This is an article I wrote for the ma\gazine Ode. It was published in an abridged version.

Psychologically speaking, the catch phrase ‘Yes we can’ sums up a healthy mental attitude that enhances the probabilities of a life that is happily ever after. Taking the optimistic message literally, however, can have dire consequences. We may also need to appreciate the power of negativity. It is essential to acknowledge what we cannot.

Ask, believe, receive. This beautiful idea had no secrets for Andrea; it was firmly grounded in her personality. She recently discovered that the changes in her lifestyle that came with having to sit for hours in a row at a desk for her beloved new job, created bodily changes. She now has some trouble fitting into clothes that used to be loose. Although she dreads the idea she will look like her mother at middle age, she is not bothered by the first steps in this direction. Her picture of the future is as bright as ever. She has booked a holiday to a beach resort in four months, and she already imagines that she will look stunning in bathing suit. When her colleagues invite her for a drink in town, she enthusiastically agrees. She quickly takes a snack, because drinking means that dinner will be postponed.

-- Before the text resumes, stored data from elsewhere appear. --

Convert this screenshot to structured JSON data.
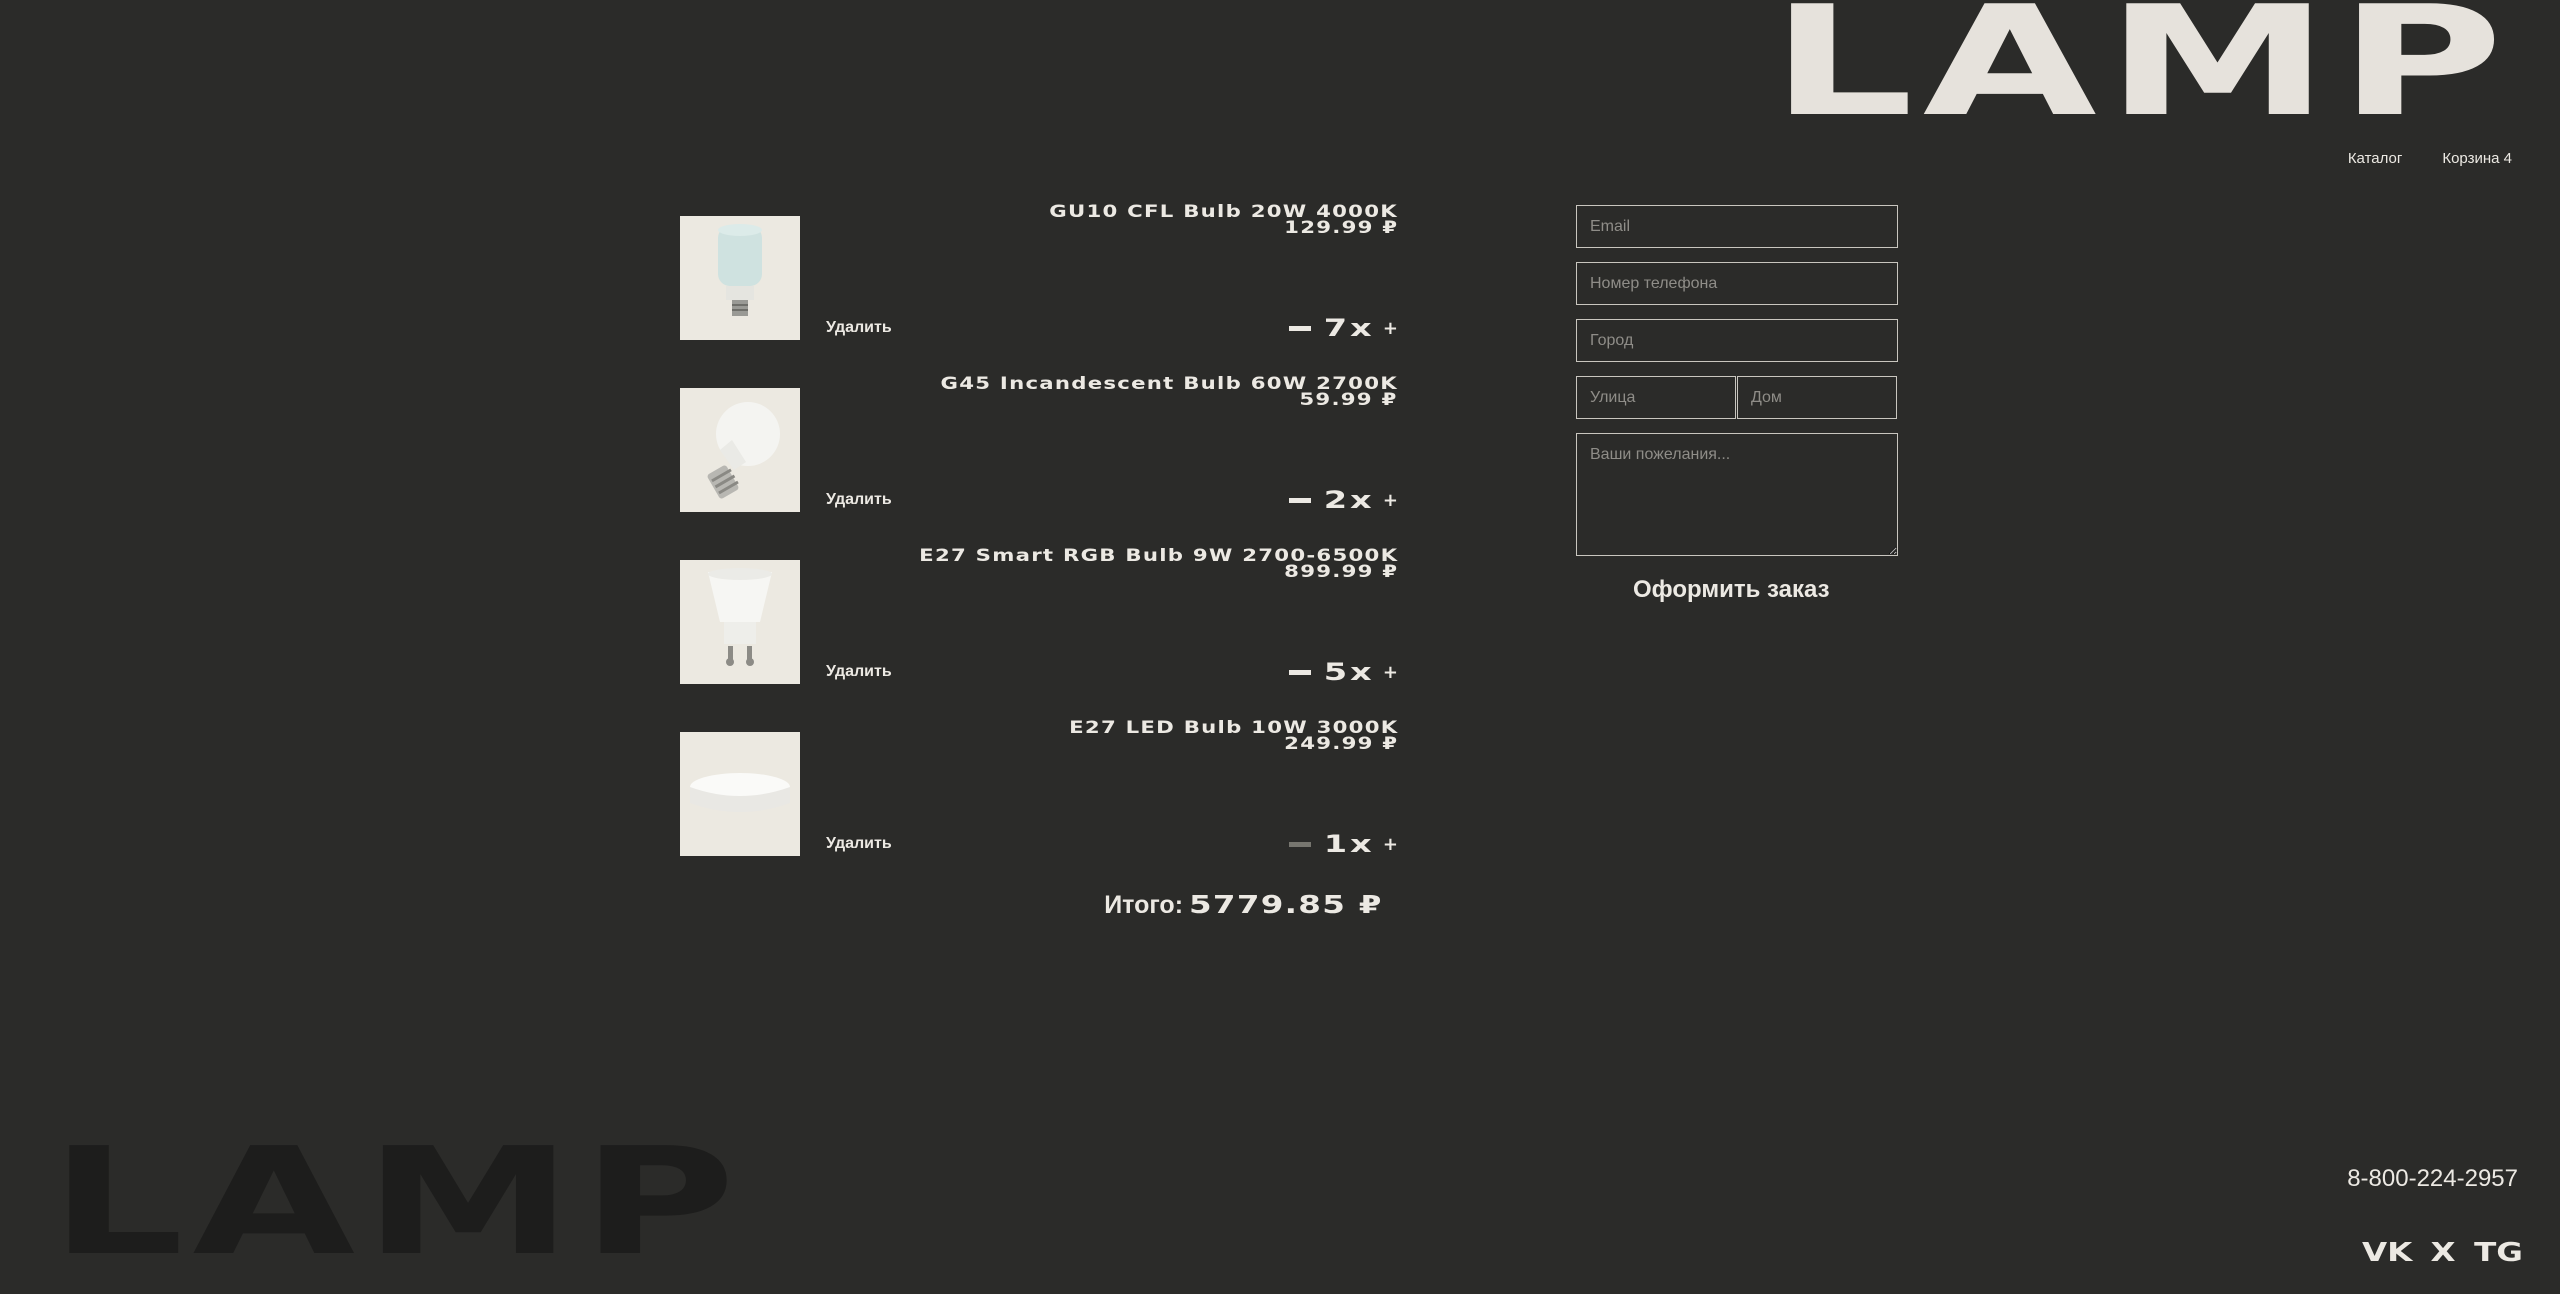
{
  "header": {
    "logo": "LAMP",
    "nav": {
      "catalog": "Каталог",
      "cart": "Корзина 4"
    }
  },
  "cart": {
    "items": [
      {
        "name": "GU10 CFL Bulb 20W 4000K",
        "price": "129.99 ₽",
        "remove": "Удалить",
        "quantity": "7x"
      },
      {
        "name": "G45 Incandescent Bulb 60W 2700K",
        "price": "59.99 ₽",
        "remove": "Удалить",
        "quantity": "2x"
      },
      {
        "name": "E27 Smart RGB Bulb 9W 2700-6500K",
        "price": "899.99 ₽",
        "remove": "Удалить",
        "quantity": "5x"
      },
      {
        "name": "E27 LED Bulb 10W 3000K",
        "price": "249.99 ₽",
        "remove": "Удалить",
        "quantity": "1x"
      }
    ],
    "total_label": "Итого:",
    "total_value": "5779.85 ₽"
  },
  "form": {
    "email_placeholder": "Email",
    "phone_placeholder": "Номер телефона",
    "city_placeholder": "Город",
    "street_placeholder": "Улица",
    "house_placeholder": "Дом",
    "comment_placeholder": "Ваши пожелания...",
    "submit_label": "Оформить заказ"
  },
  "footer": {
    "logo": "LAMP",
    "phone": "8-800-224-2957",
    "socials": [
      "VK",
      "X",
      "TG"
    ]
  }
}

Andrea seems a poster child of the positive psychology movement. The renowned psychologists Chris Peterson and Martin Seligman write the following in their book Character Strengths and Virtues. ‘Hope and optimism are highly valued characteristics. We admire those who can see the bright side; who can reach for the stars; who can keep their chins up, their backs straight, and their heads high; who can find the silver lining; who run out ground balls; who can see how it might all work out in the end—even if they are wrong. But often they are not wrong, because hope and optimism can be self-fulfilling.’

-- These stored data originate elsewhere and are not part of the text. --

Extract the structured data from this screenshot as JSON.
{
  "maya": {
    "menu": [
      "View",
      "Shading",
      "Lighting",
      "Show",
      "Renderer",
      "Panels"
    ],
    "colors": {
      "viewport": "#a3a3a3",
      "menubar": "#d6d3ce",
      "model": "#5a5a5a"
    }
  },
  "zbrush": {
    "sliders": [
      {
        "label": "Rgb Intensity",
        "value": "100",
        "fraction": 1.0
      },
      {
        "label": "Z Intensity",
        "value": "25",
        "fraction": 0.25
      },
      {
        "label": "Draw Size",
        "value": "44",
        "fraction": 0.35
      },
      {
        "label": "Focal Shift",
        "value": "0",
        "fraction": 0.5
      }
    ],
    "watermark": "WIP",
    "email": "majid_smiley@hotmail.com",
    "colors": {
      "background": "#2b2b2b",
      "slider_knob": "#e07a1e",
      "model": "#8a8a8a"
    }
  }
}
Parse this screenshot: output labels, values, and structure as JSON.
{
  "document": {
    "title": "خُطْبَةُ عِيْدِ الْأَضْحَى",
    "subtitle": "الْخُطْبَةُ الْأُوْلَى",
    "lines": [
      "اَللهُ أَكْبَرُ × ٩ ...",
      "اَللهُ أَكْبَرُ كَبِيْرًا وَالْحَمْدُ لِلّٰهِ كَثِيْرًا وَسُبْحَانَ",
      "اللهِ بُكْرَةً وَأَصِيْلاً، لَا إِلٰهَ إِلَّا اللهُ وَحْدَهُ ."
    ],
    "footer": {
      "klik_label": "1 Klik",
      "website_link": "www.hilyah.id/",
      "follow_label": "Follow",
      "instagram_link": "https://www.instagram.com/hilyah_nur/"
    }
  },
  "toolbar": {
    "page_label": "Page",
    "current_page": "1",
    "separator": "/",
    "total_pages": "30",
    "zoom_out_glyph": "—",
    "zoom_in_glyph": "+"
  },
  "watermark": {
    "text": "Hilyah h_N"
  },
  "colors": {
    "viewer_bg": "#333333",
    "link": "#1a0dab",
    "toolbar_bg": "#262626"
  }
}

Four months later, Andrea needs to go shopping for a bathing suit that flatters her new figure. This makes her hurt for a moment, but her optimistic outlook soon offers a way out. After the holidays are over she will take dieting more seriously. After all, how hard can it be? She likes healthy foods, and taking more time for cooking will erase most of her unhealthy eating habits. No need to panic. She already pictures herself during the next summer vacation, looking great. For the next weeks in Mexico she will enjoy the sun, the fun and the food.

The road to hell is paved with good intentions and positive thinking. But isn’t optimism supposed to make you perform better and even make you live longer? The German psychologist Gabriele Oettingen has done extensive research on the subject. One of the cruxes is the distinction between positive fantasies and expectations. She followed obese women who enrolled in a weight reduction training. Those who expected that this program would be a success lost an average of 26 pounds more weight than the women who were skeptical about their prospects. On the other hand, positive fantasies about the future had an opposite effect. Women who thought that it would be easy to resist the leftover box of donuts in the lunchroom, lost on average 24 pounds fewer than women whit negative fantasies about hard times resisting temptation.

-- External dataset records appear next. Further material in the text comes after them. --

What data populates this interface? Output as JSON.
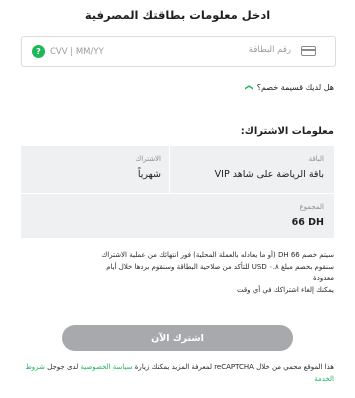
{
  "title": "ادخل معلومات بطاقتك المصرفية",
  "card": {
    "number_placeholder": "رقم البطاقة",
    "cvv_placeholder": "CVV | MM/YY",
    "help_glyph": "?"
  },
  "discount": {
    "label": "هل لديك قسيمة خصم؟",
    "chevron": "❯"
  },
  "subscription": {
    "heading": "معلومات الاشتراك:",
    "plan_label": "الباقة",
    "plan_value": "باقة الرياضة على شاهد VIP",
    "sub_label": "الاشتراك",
    "sub_value": "شهرياً",
    "total_label": "المجموع",
    "total_value": "66 DH"
  },
  "notice": {
    "line1": "سيتم خصم DH 66 (أو ما يعادله بالعملة المحلية) فور انتهائك من عملية الاشتراك",
    "line2": "سنقوم بخصم مبلغ ٠.٨ USD للتأكد من صلاحية البطاقة وسنقوم بردها خلال أيام",
    "line3": "معدودة",
    "line4": "يمكنك إلغاء اشتراكك في أي وقت"
  },
  "subscribe_button": "اشترك الآن",
  "recaptcha": {
    "text": "هذا الموقع محمي من خلال reCAPTCHA لمعرفة المزيد يمكنك زيارة",
    "privacy_link": "سياسة الخصوصية",
    "middle": "لدى جوجل",
    "terms_link": "شروط الخدمة"
  },
  "colors": {
    "accent": "#1fb75a",
    "button_disabled": "#a7a9ac",
    "panel": "#eff0f1"
  }
}
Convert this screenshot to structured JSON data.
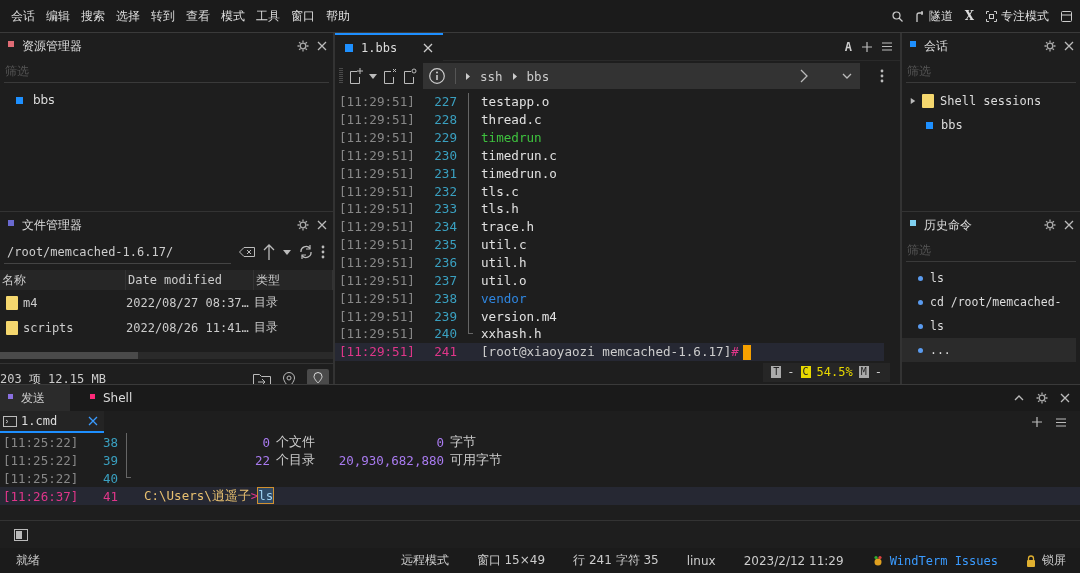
{
  "menu": {
    "items": [
      "会话",
      "编辑",
      "搜索",
      "选择",
      "转到",
      "查看",
      "模式",
      "工具",
      "窗口",
      "帮助"
    ],
    "tools": [
      {
        "kind": "search"
      },
      {
        "kind": "tunnel",
        "label": "隧道"
      },
      {
        "kind": "x",
        "label": "X"
      },
      {
        "kind": "focus",
        "label": "专注模式"
      },
      {
        "kind": "layout"
      }
    ]
  },
  "explorer": {
    "title": "资源管理器",
    "filter_placeholder": "筛选",
    "items": [
      {
        "label": "bbs"
      }
    ]
  },
  "file_manager": {
    "title": "文件管理器",
    "path": "/root/memcached-1.6.17/",
    "columns": [
      "名称",
      "Date modified",
      "类型"
    ],
    "rows": [
      {
        "name": "m4",
        "date": "2022/08/27 08:37…",
        "type": "目录"
      },
      {
        "name": "scripts",
        "date": "2022/08/26 11:41…",
        "type": "目录"
      }
    ],
    "summary": "203 项 12.15 MB"
  },
  "terminal": {
    "tab": {
      "label": "1.bbs",
      "selected": true
    },
    "font_button": "A",
    "breadcrumb": [
      "ssh",
      "bbs"
    ],
    "lines": [
      {
        "time": "[11:29:51]",
        "num": "227",
        "kind": "file",
        "text": "testapp.o"
      },
      {
        "time": "[11:29:51]",
        "num": "228",
        "kind": "file",
        "text": "thread.c"
      },
      {
        "time": "[11:29:51]",
        "num": "229",
        "kind": "exec",
        "text": "timedrun"
      },
      {
        "time": "[11:29:51]",
        "num": "230",
        "kind": "file",
        "text": "timedrun.c"
      },
      {
        "time": "[11:29:51]",
        "num": "231",
        "kind": "file",
        "text": "timedrun.o"
      },
      {
        "time": "[11:29:51]",
        "num": "232",
        "kind": "file",
        "text": "tls.c"
      },
      {
        "time": "[11:29:51]",
        "num": "233",
        "kind": "file",
        "text": "tls.h"
      },
      {
        "time": "[11:29:51]",
        "num": "234",
        "kind": "file",
        "text": "trace.h"
      },
      {
        "time": "[11:29:51]",
        "num": "235",
        "kind": "file",
        "text": "util.c"
      },
      {
        "time": "[11:29:51]",
        "num": "236",
        "kind": "file",
        "text": "util.h"
      },
      {
        "time": "[11:29:51]",
        "num": "237",
        "kind": "file",
        "text": "util.o"
      },
      {
        "time": "[11:29:51]",
        "num": "238",
        "kind": "dir",
        "text": "vendor"
      },
      {
        "time": "[11:29:51]",
        "num": "239",
        "kind": "file",
        "text": "version.m4"
      },
      {
        "time": "[11:29:51]",
        "num": "240",
        "kind": "file",
        "text": "xxhash.h"
      },
      {
        "time": "[11:29:51]",
        "num": "241",
        "kind": "prompt",
        "text": "[root@xiaoyaozi memcached-1.6.17]",
        "symbol": "#"
      }
    ],
    "status": [
      {
        "kind": "badge",
        "text": "T"
      },
      {
        "kind": "text",
        "text": "-"
      },
      {
        "kind": "active-badge",
        "text": "C"
      },
      {
        "kind": "value",
        "text": "54.5%"
      },
      {
        "kind": "badge",
        "text": "M"
      },
      {
        "kind": "text",
        "text": "-"
      }
    ]
  },
  "sessions": {
    "title": "会话",
    "filter_placeholder": "筛选",
    "tree": [
      {
        "kind": "folder",
        "label": "Shell sessions",
        "expanded": false
      },
      {
        "kind": "session",
        "label": "bbs"
      }
    ]
  },
  "history": {
    "title": "历史命令",
    "filter_placeholder": "筛选",
    "items": [
      {
        "text": "ls",
        "selected": false
      },
      {
        "text": "cd /root/memcached-",
        "selected": false
      },
      {
        "text": "ls",
        "selected": false
      },
      {
        "text": "...",
        "selected": true
      }
    ]
  },
  "bottom": {
    "tabs": [
      {
        "label": "发送",
        "selected": false
      },
      {
        "label": "Shell",
        "selected": true
      }
    ],
    "session_tab": {
      "label": "1.cmd",
      "selected": true
    },
    "lines": [
      {
        "time": "[11:25:22]",
        "num": "38",
        "kind": "count",
        "count": "0",
        "label": "个文件",
        "size": "0",
        "unit": "字节"
      },
      {
        "time": "[11:25:22]",
        "num": "39",
        "kind": "count",
        "count": "22",
        "label": "个目录",
        "size": "20,930,682,880",
        "unit": "可用字节"
      },
      {
        "time": "[11:25:22]",
        "num": "40",
        "kind": "empty"
      },
      {
        "time": "[11:26:37]",
        "num": "41",
        "kind": "prompt",
        "path": "C:\\Users\\逍遥子",
        "symbol": ">",
        "command": "ls"
      }
    ]
  },
  "status_bar": {
    "left": "就绪",
    "items": [
      {
        "kind": "text",
        "text": "远程模式"
      },
      {
        "kind": "text",
        "text": "窗口 15×49"
      },
      {
        "kind": "text",
        "text": "行 241 字符 35"
      },
      {
        "kind": "text",
        "text": "linux"
      },
      {
        "kind": "text",
        "text": "2023/2/12 11:29"
      },
      {
        "kind": "link",
        "text": "WindTerm Issues"
      },
      {
        "kind": "lock",
        "text": "锁屏"
      }
    ]
  }
}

The chain of asking, believing and receiving is broken for women with positive fantasies about slim selves. The same happens for students with positive fantasies about finding a well-suited job or about getting a relationship with a secretly admired individual. The fare worse than people with negative fantasies. The story can be repeated for older patients fantasizing about what they will be able of after hip replacement surgery.

According to Oettingen, the missing link between believing and receiving is action. Self-fulfilling positive thought can be a myth. Positive expectations lead to positive outcomes, when they motivate people to do something. If you have a health check-up at your general practitioner and she tells you that you have elevated cholesterol levels and a worrying blood pressure, and she urges you to make some lifestyle changes, then there are three possible reactions.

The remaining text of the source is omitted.